The only other realistic option is to arrive by dogsled.

Such is life – a seasonal, temporary one – atop the world at Sweden’s Ice Hotel.

This structure’s eponymous building material transports its lucky patrons to a world far beyond anything we encounter in our daily hullabaloo. It is the stuff of fantasy, myth and Nordic legend. Every icicle, every frozen chip, every huff of frigid air a reminder of why Man invented fire: for warmth of body but more importantly, for a place to gather around to tell stories about mystical places like the Ice Hotel.

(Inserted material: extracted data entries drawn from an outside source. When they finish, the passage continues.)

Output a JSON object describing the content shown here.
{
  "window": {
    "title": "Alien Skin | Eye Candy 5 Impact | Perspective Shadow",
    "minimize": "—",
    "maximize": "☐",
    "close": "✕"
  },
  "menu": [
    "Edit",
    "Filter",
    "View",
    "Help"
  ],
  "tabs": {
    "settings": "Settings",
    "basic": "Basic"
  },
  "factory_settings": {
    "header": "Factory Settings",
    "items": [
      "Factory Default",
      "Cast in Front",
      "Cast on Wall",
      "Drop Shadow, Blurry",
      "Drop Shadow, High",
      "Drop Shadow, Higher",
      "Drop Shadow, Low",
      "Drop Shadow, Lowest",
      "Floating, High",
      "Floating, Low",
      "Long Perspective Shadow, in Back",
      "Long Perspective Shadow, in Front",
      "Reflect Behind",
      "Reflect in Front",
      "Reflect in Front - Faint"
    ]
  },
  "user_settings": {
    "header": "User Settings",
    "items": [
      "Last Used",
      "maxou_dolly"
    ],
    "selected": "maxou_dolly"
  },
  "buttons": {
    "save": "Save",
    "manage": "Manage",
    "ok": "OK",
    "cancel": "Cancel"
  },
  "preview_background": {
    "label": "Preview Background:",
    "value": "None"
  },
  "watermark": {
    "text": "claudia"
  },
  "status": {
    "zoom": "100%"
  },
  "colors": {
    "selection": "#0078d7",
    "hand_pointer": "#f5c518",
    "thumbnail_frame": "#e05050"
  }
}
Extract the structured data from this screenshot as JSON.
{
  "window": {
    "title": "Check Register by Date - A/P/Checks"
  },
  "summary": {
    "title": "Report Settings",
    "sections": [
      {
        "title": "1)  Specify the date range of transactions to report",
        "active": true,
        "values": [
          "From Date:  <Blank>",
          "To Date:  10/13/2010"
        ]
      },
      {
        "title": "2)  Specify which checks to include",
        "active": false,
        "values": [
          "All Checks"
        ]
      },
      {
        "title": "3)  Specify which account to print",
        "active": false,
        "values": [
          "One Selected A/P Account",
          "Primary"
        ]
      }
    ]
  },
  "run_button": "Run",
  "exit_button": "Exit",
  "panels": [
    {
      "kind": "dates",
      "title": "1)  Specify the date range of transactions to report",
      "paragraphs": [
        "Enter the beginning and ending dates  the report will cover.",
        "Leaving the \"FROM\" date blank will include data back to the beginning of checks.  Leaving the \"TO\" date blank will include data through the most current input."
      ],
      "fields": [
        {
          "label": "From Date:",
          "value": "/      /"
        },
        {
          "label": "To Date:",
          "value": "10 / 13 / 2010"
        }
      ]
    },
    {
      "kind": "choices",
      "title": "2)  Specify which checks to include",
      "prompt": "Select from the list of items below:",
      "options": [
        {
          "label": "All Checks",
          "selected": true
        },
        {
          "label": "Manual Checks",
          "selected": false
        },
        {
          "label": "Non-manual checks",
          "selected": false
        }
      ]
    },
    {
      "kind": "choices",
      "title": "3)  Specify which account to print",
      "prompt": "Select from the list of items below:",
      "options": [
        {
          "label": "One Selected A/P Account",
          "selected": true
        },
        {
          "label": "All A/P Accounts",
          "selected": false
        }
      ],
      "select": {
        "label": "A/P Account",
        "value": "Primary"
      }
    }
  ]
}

The building is completely made of ice, including your room, the furniture, the art – you name it, it’ll freeze your tongue if you lick it. There are warm accommodations in wooden huts but what’s the point in that?  If I’m traveling 200 km above the Arctic Circle, I damn well better be sleeping on a sleigh bed made of ice underneath piles of real reindeer pelts and animal furs.

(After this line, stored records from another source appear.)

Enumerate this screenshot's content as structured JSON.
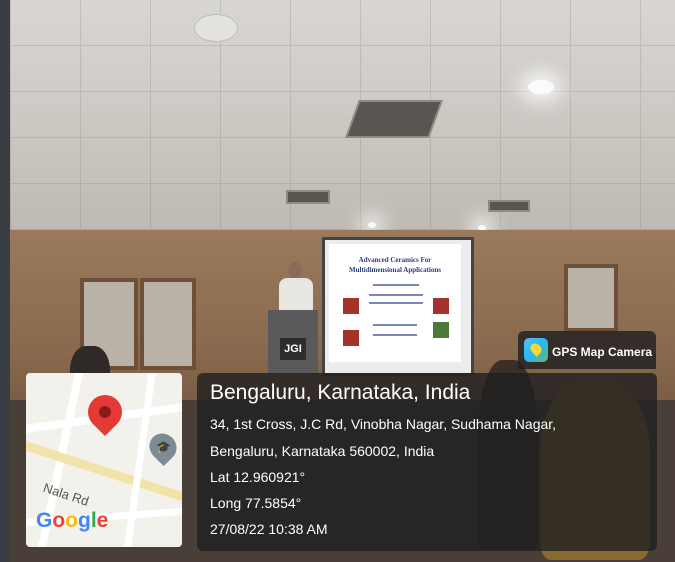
{
  "slide": {
    "title_line1": "Advanced Ceramics For",
    "title_line2": "Multidimensional Applications"
  },
  "podium": {
    "logo": "JGI"
  },
  "map": {
    "road_label": "Nala Rd",
    "brand": {
      "g1": "G",
      "o1": "o",
      "o2": "o",
      "g2": "g",
      "l": "l",
      "e": "e"
    }
  },
  "badge": {
    "label": "GPS Map Camera",
    "icon": "gps-map-camera-icon"
  },
  "location": {
    "place": "Bengaluru, Karnataka, India",
    "address_line1": "34, 1st Cross, J.C Rd, Vinobha Nagar, Sudhama Nagar,",
    "address_line2": "Bengaluru, Karnataka 560002, India",
    "lat": "Lat 12.960921°",
    "long": "Long 77.5854°",
    "datetime": "27/08/22 10:38 AM"
  }
}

The Art Rooms, as they’re called, are each designed differently with a different them: Ice Fishing, Viking Days of Yore, Bedtime Story, even a 50s Car theme. The Ice Hotel is an enormous frozen sculpture, with each room, light sconce and barstool a work of art in itself.

But the masterpiece, if you hit it right, extends from the roof far up into the cold, clear Arctic sky. The shimmering green and purple waves of Aurora Borealis (the Northern Lights) haunt the outline of the snow palace. Some ancient winter deity crafted the whole scene to freeze your breath right before taking it away.

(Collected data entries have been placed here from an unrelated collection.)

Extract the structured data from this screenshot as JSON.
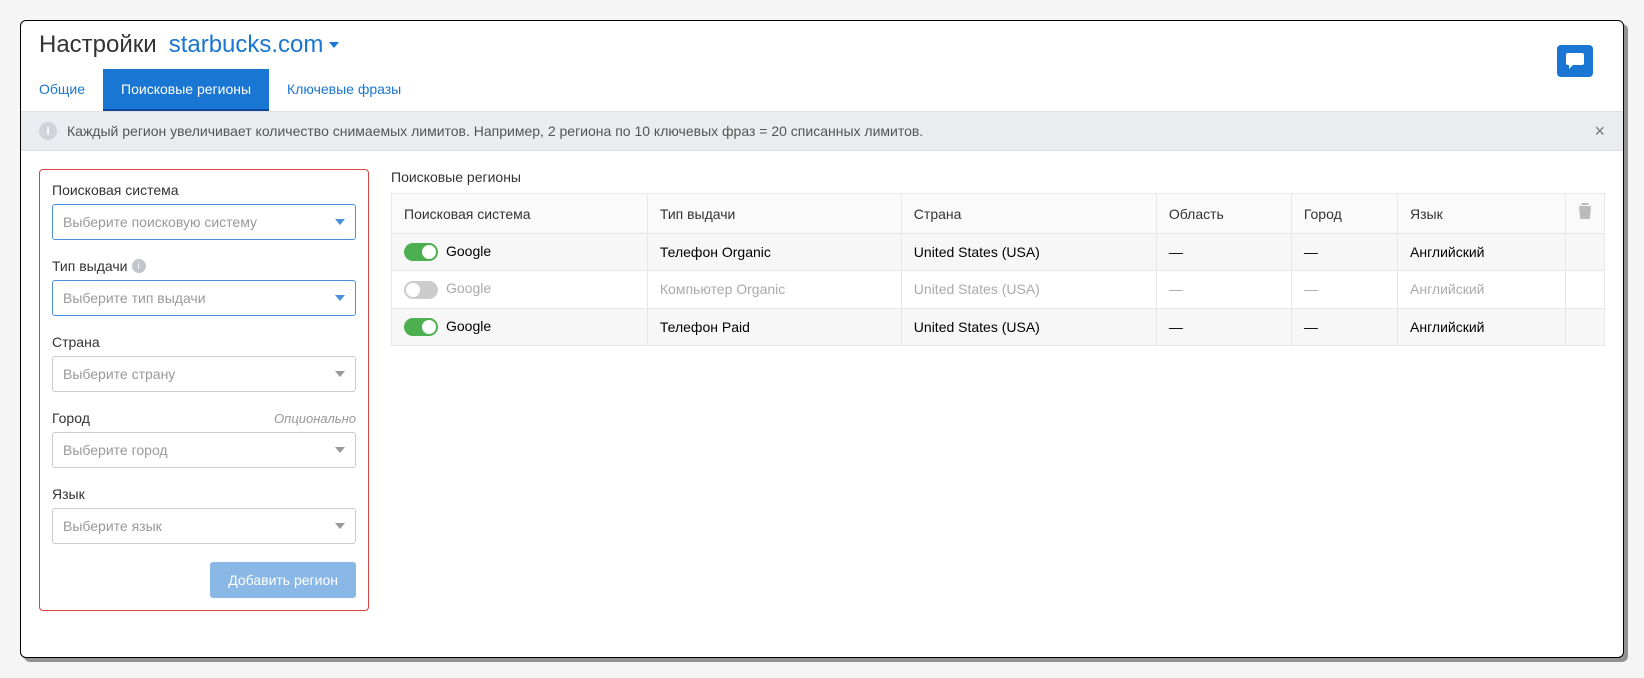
{
  "header": {
    "title": "Настройки",
    "domain": "starbucks.com"
  },
  "tabs": {
    "general": "Общие",
    "regions": "Поисковые регионы",
    "keywords": "Ключевые фразы"
  },
  "info": {
    "text": "Каждый регион увеличивает количество снимаемых лимитов. Например, 2 региона по 10 ключевых фраз = 20 списанных лимитов."
  },
  "form": {
    "search_system_label": "Поисковая система",
    "search_system_ph": "Выберите поисковую систему",
    "result_type_label": "Тип выдачи",
    "result_type_ph": "Выберите тип выдачи",
    "country_label": "Страна",
    "country_ph": "Выберите страну",
    "city_label": "Город",
    "city_optional": "Опционально",
    "city_ph": "Выберите город",
    "language_label": "Язык",
    "language_ph": "Выберите язык",
    "add_button": "Добавить регион"
  },
  "table": {
    "title": "Поисковые регионы",
    "columns": {
      "search_system": "Поисковая система",
      "result_type": "Тип выдачи",
      "country": "Страна",
      "region": "Область",
      "city": "Город",
      "language": "Язык"
    },
    "rows": [
      {
        "enabled": true,
        "search_system": "Google",
        "result_type": "Телефон Organic",
        "country": "United States (USA)",
        "region": "—",
        "city": "—",
        "language": "Английский"
      },
      {
        "enabled": false,
        "search_system": "Google",
        "result_type": "Компьютер Organic",
        "country": "United States (USA)",
        "region": "—",
        "city": "—",
        "language": "Английский"
      },
      {
        "enabled": true,
        "search_system": "Google",
        "result_type": "Телефон Paid",
        "country": "United States (USA)",
        "region": "—",
        "city": "—",
        "language": "Английский"
      }
    ]
  }
}
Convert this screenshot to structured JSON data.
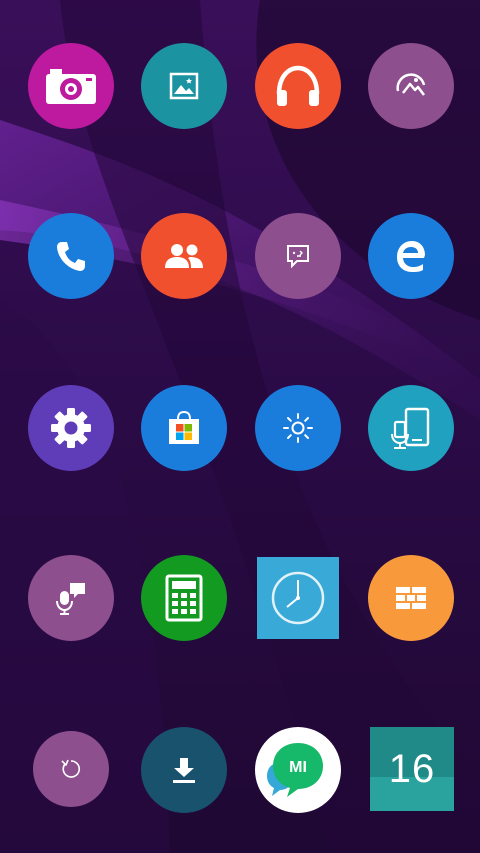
{
  "screen": {
    "name": "home-screen"
  },
  "colors": {
    "camera": "#bd1aa0",
    "photos": "#1b93a0",
    "music": "#f0502d",
    "gallery": "#8d4f8e",
    "phone": "#1a7ddc",
    "contacts": "#f0502d",
    "messages": "#8d4f8e",
    "browser": "#1a7ddc",
    "settings": "#5f3db8",
    "store": "#1a7ddc",
    "display": "#1a7ddc",
    "devices": "#1fa1bf",
    "recorder": "#8d4f8e",
    "calculator": "#129a21",
    "clock": "#39a9d7",
    "sim": "#f89a3c",
    "update": "#8d4f8e",
    "downloads": "#18526d",
    "mi_talk": "#ffffff",
    "calendar": "#1f8a88"
  },
  "apps": [
    {
      "id": "camera",
      "icon": "camera-icon"
    },
    {
      "id": "photos",
      "icon": "image-icon"
    },
    {
      "id": "music",
      "icon": "headphones-icon"
    },
    {
      "id": "gallery",
      "icon": "landscape-icon"
    },
    {
      "id": "phone",
      "icon": "phone-icon"
    },
    {
      "id": "contacts",
      "icon": "people-icon"
    },
    {
      "id": "messages",
      "icon": "chat-icon"
    },
    {
      "id": "browser",
      "icon": "edge-icon"
    },
    {
      "id": "settings",
      "icon": "gear-icon"
    },
    {
      "id": "store",
      "icon": "store-icon"
    },
    {
      "id": "display",
      "icon": "brightness-icon"
    },
    {
      "id": "devices",
      "icon": "devices-icon"
    },
    {
      "id": "recorder",
      "icon": "voice-icon"
    },
    {
      "id": "calculator",
      "icon": "calculator-icon"
    },
    {
      "id": "clock",
      "icon": "clock-icon"
    },
    {
      "id": "sim",
      "icon": "sim-icon"
    },
    {
      "id": "update",
      "icon": "refresh-icon"
    },
    {
      "id": "downloads",
      "icon": "download-icon"
    },
    {
      "id": "mi_talk",
      "icon": "mi-talk-icon",
      "badge_text": "MI"
    },
    {
      "id": "calendar",
      "icon": "calendar-icon"
    }
  ],
  "calendar": {
    "day": "16"
  }
}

Ice Hotel is the ultimate in dream hotels because it’s only real to those who visit. You can’t take a part of it home and the Northern Lights don’t keep too well in a suitcase. So if you do ever make it to the tip top of the world, do me a favor when you’re flying home on your private jet, write a good story about it.

Your Picks:
Maureen GillespieI would LOVE to stay here: http://www.gornergrat-kulm.ch/en/kulmhotel-gornergrat/
I missed my flight to Switzerland in the summer of 2010 and I missed getting a chance to have dinner here and I'm still upset abou tit. Haha.
Mike, your blog is great!

Mark Lawhorne: @Maldenmark I prefer the remote and desolate island of Vieques. Just eight miles off the mainland of Puerto Rico, the "small Island" boasts miles of the best and most remote beaches to be found. It quiet, and unpretentious. There is not a lot to do, but that is something that is so welcome now a days. There is a new "W" resort which is beautiful and typical of gorgeous Caribbean resorts, if thats what your in to. I love the private guest houses that offer so much more of the island personality. Try Casa de Claire, http://www.casadeclaire.net/
By far my favorite retreat on the island.

(from Facebook)
~ Jaclyn Pare says: Hands down - Anastasis Apartments in Santorini Greece. Small boutique place but it was heaven on earth! http://tiny.cc/xmfli

~ BJ Killoy agrees with Pick #5: Ashford Castle is awesome. My dad and brother went falconing, falconed, falconeering?